Vessels calling at Singapore to bunker hit an all-time high this year as the Red Sea crisis transforms global maritime traffic, the International Energy Agency said on Thursday.
A total of 3,751 vessels called in the city-state in January, a monthly record as operators face longer sailing distances with the Suez Canal and the Red Sea off-limits to most traffic.
The surge in shipping fuel buys contributed to the IEA upgrading its global demand growth forecast for oil in 2024.
“Longer shipping routes and faster vessel speeds saw Singapore bunkering reach all-time highs,” it said.
“With shipowners bypassing the Red Sea, longer routes around the Cape of Good Hope combined with faster speeds to sharply increase bunkering demand in the city-state, and to a lesser extent in smaller southern African refuelling ports.”
Singapore, the main maritime refuelling centre owing to its strategic location on the world’s busiest shipping lane in the Straits of Malacca, accounts for about a quarter of the 4m barrels per day global marine bunker demand.

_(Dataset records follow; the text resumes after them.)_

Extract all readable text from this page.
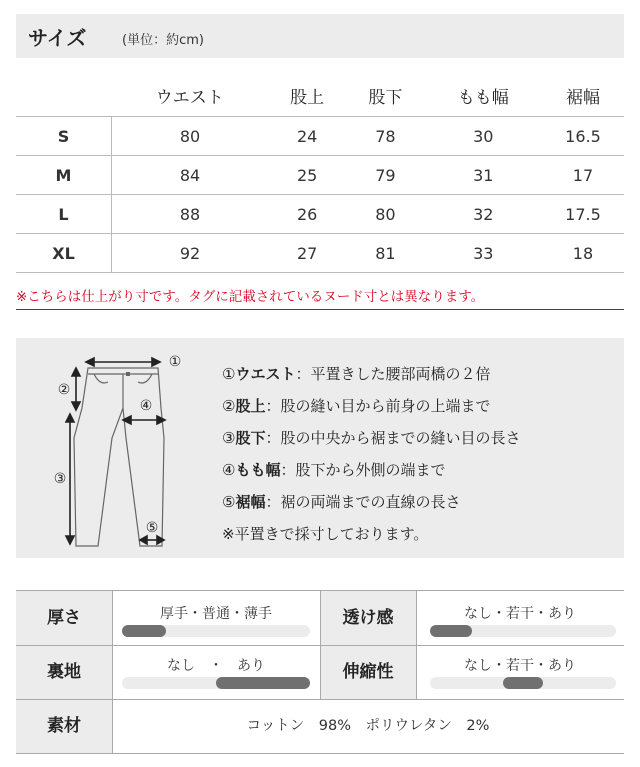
サイズ	(単位：約cm)
	ウエスト	股上	股下	もも幅	裾幅
S	80	24	78	30	16.5
M	84	25	79	31	17
L	88	26	80	32	17.5
XL	92	27	81	33	18
※こちらは仕上がり寸です。タグに記載されているヌード寸とは異なります。
①
②
④
③
⑤
①ウエスト：平置きした腰部両橋の２倍
②股上：股の縫い目から前身の上端まで
③股下：股の中央から裾までの縫い目の長さ
④もも幅：股下から外側の端まで
⑤裾幅：裾の両端までの直線の長さ
※平置きで採寸しております。
厚さ	厚手・普通・薄手	透け感	なし・若干・あり
裏地	なし　・　あり	伸縮性	なし・若干・あり
素材	コットン　98%　ポリウレタン　2%
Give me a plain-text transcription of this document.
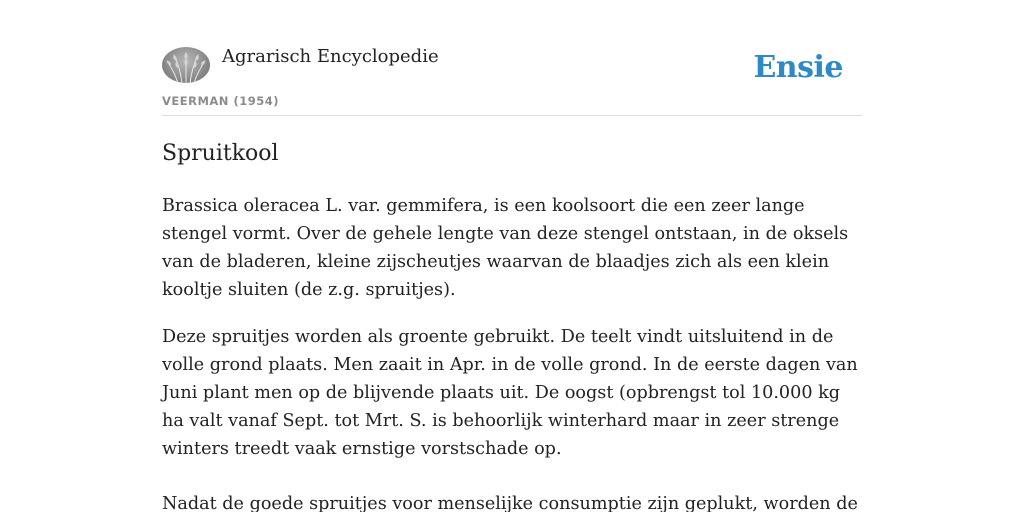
Agrarisch Encyclopedie
VEERMAN (1954)
Ensie
Spruitkool

Brassica oleracea L. var. gemmifera, is een koolsoort die een zeer lange stengel vormt. Over de gehele lengte van deze stengel ontstaan, in de oksels van de bladeren, kleine zijscheutjes waarvan de blaadjes zich als een klein kooltje sluiten (de z.g. spruitjes).

Deze spruitjes worden als groente gebruikt. De teelt vindt uitsluitend in de volle grond plaats. Men zaait in Apr. in de volle grond. In de eerste dagen van Juni plant men op de blijvende plaats uit. De oogst (opbrengst tol 10.000 kg ha valt vanaf Sept. tot Mrt. S. is behoorlijk winterhard maar in zeer strenge winters treedt vaak ernstige vorstschade op.

Nadat de goede spruitjes voor menselijke consumptie zijn geplukt, worden de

Its nearest rival, Rotterdam, handles a quarter of Singapore’s volumes.
The 31-nation IEA said that ships avoiding the Suez Canal are sailing faster to make up time, further boosting fuel use.
The shift of oil production towards the Americas amid continuing Opec+ pumping cuts has also increased sailing distances and bunker use.
But the IEA said that the growth in bunkering in Singapore — which saw a 12% year-on-year rise in January — was not matched by other bunkering centres.
Cheaper bunker prices in Singapore were attributed to fewer vessels calling at Rotterdam in 2023 to buy fuel.
Bunker sales at Rotterdam were down 26% in the final quarter of 2023, while Fujairah was up by 6% year-on-year in January. Panama volumes fell to their lowest in more than three years with a reduction in cargo traffic because of the low canal water levels.
The disruption caused by the Houthi attacks in the Red Sea and the continued long-distance trade of Russian oil led to a surge in oil on water, a measure of distance travelled.
It reached its second-highest level since the height of the Covid-19 pandemic at the end of February, said the IEA in its monthly oil report.
“In February alone, oil on water surged by 85m barrels as repeated tanker attacks in the Red Sea diverted more cargoes around the Cape of Good Hope,” it said.
The demand for shipping fuel contributed to the IEA, increasing its demand forecast for crude with growth expected of 1.3m bpd in 2024 to reach 103.2m bpd.
The IEA’s forecast remains lower than oil producer group Opec, which this week predicted a 2.2m bpd rise this year.